Tasting: February 7, 2017 Style: American Double / Imperial Stout Beer #: 1,036 ABV: 11.5%
The family recently spent a walking around day in New York City. Primarily to meet up with a visiting relative from Wales but of course, we each had our own side agenda. The kids were thrilled to be playing Pokemon Go and I was happy to search for a decent beer store in the general vicinity. This time, I discovered the Urban Barley Beer Market on 6th Avenue. Not a sizable place, probably the equivalent of one aisle at a suburban beer store. Good selection. Almost fainted at the prices. A single can of Barrel-Aged Ten Fidy – 97 Points was $20. I was interested to find some Grimm IPA but this was all the Grimm the shop had. This bomber-sized bottle was $20.
Opened a few weeks later on a cold winter’s night. I am hopeful as I have a second bottle that I picked up a week later. That one was half the price at Cable Beverage.
Sumi Zest hits the ground running with a chalky fudge. Also carries some off-flavors underneath. The label says orange zest, I think Banana. Watery, Fizzy and acrid. Not much vanilla. Layer some coffee over that odd flavor. 84 points. Not a fan. Anyone interested in a bottle?
Seems like I shouldn’t be surprised when it comes to beer prices. Yet, the price of this barrel-aged version of Ten Fidy caught me off guard. When the clerk told me there was a limit of four, the old me almost blurted out “I’ll take four.” Because I’m on a budget these days, the new me sensibly asked the price. At $12 each, I compromised with my old self and left the store with two.
These are called stove pipe cans and this is the first one I’ve seen. I can’t think of anyone else using this format but I like it. They check in at a whopping 19.2 ounces and at first glance hard to differentiate it from a 16 ounce can. Thought the alcohol by volume is 10.5% since that is the source of the name but that was another surprise.
Someone made the suggestion to come to my conclusion up front and then validate the reasons. That feels a little weird. In conclusion, Barrel-Aged Ten Fidy gets 97 points. To validate, Barrel Aged Ten Fidy is a massive beer with unbelievable complexity and balance. Seems like they’ve fired on all cylinders with a nice melding of rich chocolate, vanilla, oak, raisin and a slightly warming alcohol. Mouthfeel is perfect and sticky. I wish I bought four.

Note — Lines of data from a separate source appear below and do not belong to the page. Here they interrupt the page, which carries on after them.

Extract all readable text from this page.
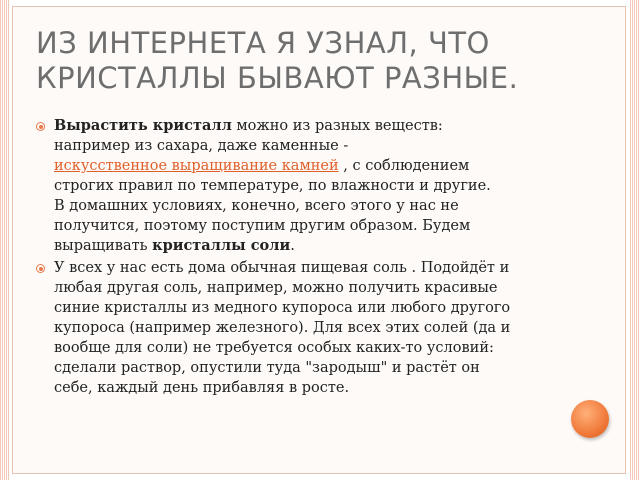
ИЗ ИНТЕРНЕТА Я УЗНАЛ, ЧТО
КРИСТАЛЛЫ БЫВАЮТ РАЗНЫЕ.
Вырастить кристалл можно из разных веществ:
например из сахара, даже каменные -
искусственное выращивание камней , с соблюдением
строгих правил по температуре, по влажности и другие.
В домашних условиях, конечно, всего этого у нас не
получится, поэтому поступим другим образом. Будем
выращивать кристаллы соли.
У всех у нас есть дома обычная пищевая соль . Подойдёт и
любая другая соль, например, можно получить красивые
синие кристаллы из медного купороса или любого другого
купороса (например железного). Для всех этих солей (да и
вообще для соли) не требуется особых каких-то условий:
сделали раствор, опустили туда "зародыш" и растёт он
себе, каждый день прибавляя в росте.
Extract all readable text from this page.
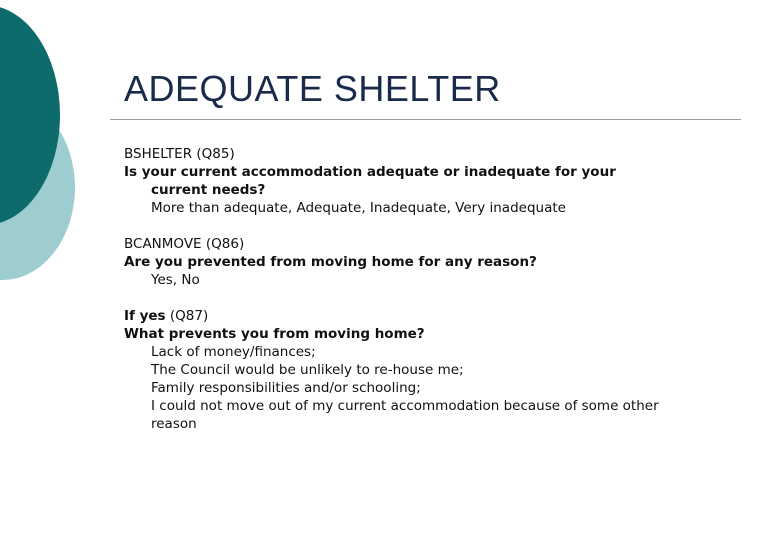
ADEQUATE SHELTER

BSHELTER (Q85)

Is your current accommodation adequate or inadequate for your

current needs?

More than adequate, Adequate, Inadequate, Very inadequate

BCANMOVE (Q86)

Are you prevented from moving home for any reason?

Yes, No

If yes (Q87)

What prevents you from moving home?

Lack of money/finances;

The Council would be unlikely to re-house me;

Family responsibilities and/or schooling;

I could not move out of my current accommodation because of some other

reason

Tasting: October 8, 2011 Style: Imperial Stout Ten Fidy
In a broad brush statement, men are great at re-quoting clever lines from movies or TV shows and interjecting them in normal conversation. I’m not sure where the phrase “fidy” originated – but I recall it was notably used in an episode of South Park. If I remember correctly, it was Chef’s father who kept saying that the Loch Ness monster wanted to borrow three-fidy. It left an impression and I’ve re-purposed “fidy” on many occasions since.
I guess I wasn’t the only one. With Ten Fidy, the fidy does stand for fifty and represents the alcohol by volume (ABV) of 10.50%. Therefore, Ten Fidy. Also worth mentioning, I love the slogan for this beer, “cross-eyed, cyclopean concupiscent”. This basically calls this stout a lusting oaf that can’t see straight. Sounds like 2:00 a.m. at any club. This imperial stout also boasts an IBU of 98. As mentioned in previous posts — sometimes IBU doesn’t solely come hops. With stout, the bitterness comes from the roasted grain — like coffee.
Pouring it out of the twelve ounce can is pretty cool, looks like very dirty motor oil. Alcohol, chocolate and coffee on the nose in that order. Really nice thick mouthfeel. Creamy dark chocolate dominates chicory, roasted malt and raisin. It finishes a little funky with a lingering chicory and fizzy alcohol burn. Up front — world class, on the back end — third class. On the whole, still worthy of 88 points.